La question principale sera celle du financement, alors que l'économie turque est confrontée à une forte inflation et à des pressions démographiques et climatiques. Ce sera davantage un argument pendant la campagne mais ne sera pas au cœur de celle-ci, le terrorisme et la guerre en Ukraine occupant une place beaucoup plus prépondérante.

Le projet pourrait néanmoins voir le jour, si l'économie turque parvient à se stabiliser et si le pays ne doit pas faire face à de nouvelles situations de crise comme le tremblement de terre du 6 février dernier.

La Turquie a assuré à la Russie que le nouveau canal menant à la mer Noire ne facilitera pas l'accès des navires de guerre étrangers à cet espace maritime d'importance stratégique pour Moscou. Ankara pourrait-elle instrumentaliser la construction de ce canal et son utilisation future à des fins géopolitiques ?

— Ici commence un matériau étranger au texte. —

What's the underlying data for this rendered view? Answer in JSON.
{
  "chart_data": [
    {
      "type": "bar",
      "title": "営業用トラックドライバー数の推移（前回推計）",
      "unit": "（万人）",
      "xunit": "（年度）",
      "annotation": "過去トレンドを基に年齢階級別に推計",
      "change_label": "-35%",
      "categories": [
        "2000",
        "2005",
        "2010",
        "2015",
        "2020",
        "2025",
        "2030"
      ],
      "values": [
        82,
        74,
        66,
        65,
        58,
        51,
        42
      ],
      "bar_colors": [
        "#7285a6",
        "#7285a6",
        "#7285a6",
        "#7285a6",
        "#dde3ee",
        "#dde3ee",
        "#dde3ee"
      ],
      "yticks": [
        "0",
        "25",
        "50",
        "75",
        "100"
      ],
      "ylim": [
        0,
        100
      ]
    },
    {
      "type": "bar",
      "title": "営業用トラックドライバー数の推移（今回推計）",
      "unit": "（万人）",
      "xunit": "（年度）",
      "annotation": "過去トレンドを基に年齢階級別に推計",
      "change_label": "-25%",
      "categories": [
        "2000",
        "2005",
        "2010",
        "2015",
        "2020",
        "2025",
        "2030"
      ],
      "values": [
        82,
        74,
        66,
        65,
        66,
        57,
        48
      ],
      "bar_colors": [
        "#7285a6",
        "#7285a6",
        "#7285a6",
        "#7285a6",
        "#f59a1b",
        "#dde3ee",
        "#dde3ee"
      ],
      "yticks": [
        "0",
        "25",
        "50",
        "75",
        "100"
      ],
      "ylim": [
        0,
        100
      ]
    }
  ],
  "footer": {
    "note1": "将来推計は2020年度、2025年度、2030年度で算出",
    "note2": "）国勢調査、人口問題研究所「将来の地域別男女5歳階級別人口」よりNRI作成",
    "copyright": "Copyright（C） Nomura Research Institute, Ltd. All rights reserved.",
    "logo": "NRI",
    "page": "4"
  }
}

Ce sera le cas, mais il semble essentiel de rappeler que les navires de guerre et les sous-marins de l'OTAN et de la Russie n'ont pas besoin d'un élargissement du canal pour pouvoir y transiter à ce jour, cela ne serait vraiment indispensable qu'en cas de guerre de haute intensité avec plusieurs centaines de navires devant atteindre la mer Noire simultanément, ce qui semble peu probable.

Naturellement, la Russie n'a que peu d'intérêt à voir cet élargissement, qui profitera finalement à l'économie de pays comme l'Ukraine et la Roumanie, et renforcera la position de la Turquie (membre de l'OTAN).

Dans sa globalité, le projet est donc essentiellement économique et le caractère militaire semble secondaire, même si disposer d'un couloir plus large pour faire transiter plusieurs navires militaires simultanément est un atout en temps de guerre.